Esforzaos para no ceder nunca ante el mal, sea cual fuere la forma bajo la que se presente. Nunca aceptéis que un dolor o una minusvalía física os quite el placer de vivir. Esto es difícil, evidentemente, pero aunque estéis perdiendo la vista o el oído, aunque tengáis un miembro paralizado, tomad conciencia de todas las facultades, de todas las posibilidades que todavía tenéis, y gracias a las cuales podéis seguir actuando, aprendiendo, perfeccionándoos. Y os quedan, sobre todo, el pensamiento y el sentimiento que son los verdaderos poderes.

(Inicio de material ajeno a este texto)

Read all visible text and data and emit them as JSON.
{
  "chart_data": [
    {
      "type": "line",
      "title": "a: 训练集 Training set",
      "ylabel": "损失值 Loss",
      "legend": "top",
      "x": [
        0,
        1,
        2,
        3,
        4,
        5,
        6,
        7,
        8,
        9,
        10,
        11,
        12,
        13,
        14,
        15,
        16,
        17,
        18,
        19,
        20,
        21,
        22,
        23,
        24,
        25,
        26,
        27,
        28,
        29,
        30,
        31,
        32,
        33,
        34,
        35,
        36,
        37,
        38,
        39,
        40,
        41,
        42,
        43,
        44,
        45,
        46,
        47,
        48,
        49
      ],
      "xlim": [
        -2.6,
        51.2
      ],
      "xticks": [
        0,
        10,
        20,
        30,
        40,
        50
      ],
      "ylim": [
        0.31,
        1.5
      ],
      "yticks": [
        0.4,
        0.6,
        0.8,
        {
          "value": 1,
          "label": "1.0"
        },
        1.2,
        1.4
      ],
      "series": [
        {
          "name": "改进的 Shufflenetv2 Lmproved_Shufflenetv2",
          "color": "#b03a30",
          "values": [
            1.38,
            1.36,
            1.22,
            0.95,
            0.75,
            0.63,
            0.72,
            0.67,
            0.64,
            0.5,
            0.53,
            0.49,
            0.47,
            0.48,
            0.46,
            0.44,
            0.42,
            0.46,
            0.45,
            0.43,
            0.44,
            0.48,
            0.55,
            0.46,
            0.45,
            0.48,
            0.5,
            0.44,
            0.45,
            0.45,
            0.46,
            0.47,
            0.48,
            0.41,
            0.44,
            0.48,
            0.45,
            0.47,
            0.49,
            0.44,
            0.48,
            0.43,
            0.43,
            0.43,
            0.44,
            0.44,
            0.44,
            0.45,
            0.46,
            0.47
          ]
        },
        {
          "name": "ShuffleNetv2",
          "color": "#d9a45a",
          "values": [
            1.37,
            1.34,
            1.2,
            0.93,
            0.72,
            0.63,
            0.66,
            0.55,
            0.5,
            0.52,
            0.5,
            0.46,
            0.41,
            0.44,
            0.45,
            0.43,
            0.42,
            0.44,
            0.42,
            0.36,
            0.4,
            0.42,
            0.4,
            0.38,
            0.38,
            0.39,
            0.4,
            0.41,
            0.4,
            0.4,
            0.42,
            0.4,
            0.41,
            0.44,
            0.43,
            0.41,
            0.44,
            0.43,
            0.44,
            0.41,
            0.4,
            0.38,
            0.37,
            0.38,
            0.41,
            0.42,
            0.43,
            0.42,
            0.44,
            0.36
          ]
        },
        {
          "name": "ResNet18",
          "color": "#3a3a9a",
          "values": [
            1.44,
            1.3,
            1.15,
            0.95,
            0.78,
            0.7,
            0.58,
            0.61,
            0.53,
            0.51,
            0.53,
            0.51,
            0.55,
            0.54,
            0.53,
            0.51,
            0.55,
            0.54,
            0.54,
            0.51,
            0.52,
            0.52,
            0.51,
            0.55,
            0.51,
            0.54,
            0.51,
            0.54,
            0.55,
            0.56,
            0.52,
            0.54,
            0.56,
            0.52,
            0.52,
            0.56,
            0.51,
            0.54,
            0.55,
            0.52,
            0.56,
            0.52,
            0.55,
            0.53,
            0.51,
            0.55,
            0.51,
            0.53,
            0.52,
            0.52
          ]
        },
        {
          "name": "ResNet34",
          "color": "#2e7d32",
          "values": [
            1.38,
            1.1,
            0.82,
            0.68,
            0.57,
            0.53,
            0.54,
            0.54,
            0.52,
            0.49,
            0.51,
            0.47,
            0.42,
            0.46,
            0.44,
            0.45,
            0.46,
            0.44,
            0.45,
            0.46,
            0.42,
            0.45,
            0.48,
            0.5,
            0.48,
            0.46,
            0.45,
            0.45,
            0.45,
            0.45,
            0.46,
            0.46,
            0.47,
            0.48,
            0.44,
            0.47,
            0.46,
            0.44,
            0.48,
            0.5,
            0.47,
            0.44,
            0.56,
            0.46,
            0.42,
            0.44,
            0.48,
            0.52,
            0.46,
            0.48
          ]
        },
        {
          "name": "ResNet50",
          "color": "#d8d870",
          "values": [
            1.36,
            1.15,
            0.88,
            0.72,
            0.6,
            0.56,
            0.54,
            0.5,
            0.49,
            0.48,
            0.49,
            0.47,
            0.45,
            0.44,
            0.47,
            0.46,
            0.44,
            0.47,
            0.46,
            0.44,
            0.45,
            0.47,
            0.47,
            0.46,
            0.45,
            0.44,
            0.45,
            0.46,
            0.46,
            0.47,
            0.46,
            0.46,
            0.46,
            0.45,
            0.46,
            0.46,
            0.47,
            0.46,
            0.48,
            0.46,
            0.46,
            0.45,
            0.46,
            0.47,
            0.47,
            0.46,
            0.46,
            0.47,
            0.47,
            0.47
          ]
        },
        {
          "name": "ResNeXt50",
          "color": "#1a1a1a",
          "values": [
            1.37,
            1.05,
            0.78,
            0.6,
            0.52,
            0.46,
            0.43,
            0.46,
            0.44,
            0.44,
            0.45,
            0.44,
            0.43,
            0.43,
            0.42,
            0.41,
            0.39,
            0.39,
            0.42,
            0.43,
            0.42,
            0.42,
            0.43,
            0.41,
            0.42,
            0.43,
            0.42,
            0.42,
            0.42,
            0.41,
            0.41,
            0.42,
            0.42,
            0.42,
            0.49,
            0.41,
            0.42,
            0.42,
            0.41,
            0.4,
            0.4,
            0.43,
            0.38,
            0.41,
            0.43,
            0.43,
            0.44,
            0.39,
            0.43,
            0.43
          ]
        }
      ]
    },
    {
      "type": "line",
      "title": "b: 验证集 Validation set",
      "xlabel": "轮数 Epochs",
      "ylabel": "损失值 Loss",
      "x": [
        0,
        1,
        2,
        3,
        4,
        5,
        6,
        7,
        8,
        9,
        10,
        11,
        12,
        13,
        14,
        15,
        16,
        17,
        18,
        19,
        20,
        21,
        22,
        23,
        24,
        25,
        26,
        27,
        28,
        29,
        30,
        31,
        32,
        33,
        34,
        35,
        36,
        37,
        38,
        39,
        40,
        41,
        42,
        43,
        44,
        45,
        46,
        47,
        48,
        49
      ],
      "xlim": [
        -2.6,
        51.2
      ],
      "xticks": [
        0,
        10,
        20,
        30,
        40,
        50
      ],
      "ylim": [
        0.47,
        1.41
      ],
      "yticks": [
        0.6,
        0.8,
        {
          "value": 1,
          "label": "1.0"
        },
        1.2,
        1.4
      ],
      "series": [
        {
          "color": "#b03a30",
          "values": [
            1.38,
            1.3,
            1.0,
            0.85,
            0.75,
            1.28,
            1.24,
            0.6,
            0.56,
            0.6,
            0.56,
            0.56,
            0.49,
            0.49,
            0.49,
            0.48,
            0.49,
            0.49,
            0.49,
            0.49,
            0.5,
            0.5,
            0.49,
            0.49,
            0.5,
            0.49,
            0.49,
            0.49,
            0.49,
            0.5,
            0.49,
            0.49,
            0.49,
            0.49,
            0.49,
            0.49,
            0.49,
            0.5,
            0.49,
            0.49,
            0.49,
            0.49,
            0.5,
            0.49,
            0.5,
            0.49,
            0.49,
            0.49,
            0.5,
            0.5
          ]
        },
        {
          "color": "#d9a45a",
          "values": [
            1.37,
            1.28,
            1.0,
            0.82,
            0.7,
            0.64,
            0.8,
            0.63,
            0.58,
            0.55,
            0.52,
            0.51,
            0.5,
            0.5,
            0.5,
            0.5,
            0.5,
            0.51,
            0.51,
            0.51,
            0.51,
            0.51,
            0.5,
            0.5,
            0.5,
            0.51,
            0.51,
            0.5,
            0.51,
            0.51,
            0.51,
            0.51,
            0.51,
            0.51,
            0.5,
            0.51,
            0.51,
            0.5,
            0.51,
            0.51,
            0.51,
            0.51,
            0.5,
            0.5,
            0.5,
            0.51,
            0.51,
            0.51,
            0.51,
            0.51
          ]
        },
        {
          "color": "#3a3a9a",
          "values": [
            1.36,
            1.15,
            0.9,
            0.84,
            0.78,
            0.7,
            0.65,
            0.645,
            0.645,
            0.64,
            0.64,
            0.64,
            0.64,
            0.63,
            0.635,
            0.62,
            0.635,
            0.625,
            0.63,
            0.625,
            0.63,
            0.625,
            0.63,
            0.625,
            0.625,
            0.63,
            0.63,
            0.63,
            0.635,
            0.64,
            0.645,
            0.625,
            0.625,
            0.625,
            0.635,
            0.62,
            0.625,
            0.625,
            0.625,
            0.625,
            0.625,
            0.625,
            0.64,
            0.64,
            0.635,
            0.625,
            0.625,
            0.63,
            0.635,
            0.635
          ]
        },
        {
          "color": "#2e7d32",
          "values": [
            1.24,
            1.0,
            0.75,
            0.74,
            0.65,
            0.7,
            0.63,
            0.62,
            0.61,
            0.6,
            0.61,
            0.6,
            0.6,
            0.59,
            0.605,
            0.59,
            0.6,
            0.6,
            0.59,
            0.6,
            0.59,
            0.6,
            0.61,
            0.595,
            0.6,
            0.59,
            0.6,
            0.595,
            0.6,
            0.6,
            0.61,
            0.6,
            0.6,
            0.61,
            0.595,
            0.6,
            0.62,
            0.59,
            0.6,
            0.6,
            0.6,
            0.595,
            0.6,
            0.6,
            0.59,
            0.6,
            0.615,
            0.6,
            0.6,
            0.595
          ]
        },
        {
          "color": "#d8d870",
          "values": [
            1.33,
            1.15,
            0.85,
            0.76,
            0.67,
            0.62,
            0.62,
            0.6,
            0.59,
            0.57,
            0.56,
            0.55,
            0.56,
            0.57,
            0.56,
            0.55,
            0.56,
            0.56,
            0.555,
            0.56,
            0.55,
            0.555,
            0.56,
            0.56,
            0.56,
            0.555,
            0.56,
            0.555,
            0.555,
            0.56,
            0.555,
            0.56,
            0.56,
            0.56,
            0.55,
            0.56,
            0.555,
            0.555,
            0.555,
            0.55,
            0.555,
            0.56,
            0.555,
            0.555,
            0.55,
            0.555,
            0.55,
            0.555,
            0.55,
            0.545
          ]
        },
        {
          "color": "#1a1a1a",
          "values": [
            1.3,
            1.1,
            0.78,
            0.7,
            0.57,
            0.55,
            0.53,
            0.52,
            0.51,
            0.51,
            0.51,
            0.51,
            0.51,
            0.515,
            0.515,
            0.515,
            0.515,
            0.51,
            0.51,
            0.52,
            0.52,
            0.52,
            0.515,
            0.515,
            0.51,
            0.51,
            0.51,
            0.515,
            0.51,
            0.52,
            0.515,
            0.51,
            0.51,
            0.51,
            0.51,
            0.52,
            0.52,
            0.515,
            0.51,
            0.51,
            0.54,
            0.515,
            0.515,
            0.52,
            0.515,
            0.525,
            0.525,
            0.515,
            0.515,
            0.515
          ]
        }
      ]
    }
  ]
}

Recurrid a ellos, porque cultivando pensamientos justos y sentimientos generosos, crearéis en vosotros disposiciones benéficas que contribuirán incluso a mejorar vuestro estado físico.

mal

El mal toma a menudo las proporciones que nosotros le damos y resignándonos, dejándonos llevar por el desánimo, lo reforzamos. Pero ¿habéis visto cómo defiende una gallina a sus polluelos cuando se acerca un perro? Se eriza, ahueca sus plumas, cacarea ruidosamente para darle miedo. Actuad de la misma manera con el mal: ahuecaros, enfrentaos a él, mostradle que sois capaces de defenderos y se verá obligado a retroceder.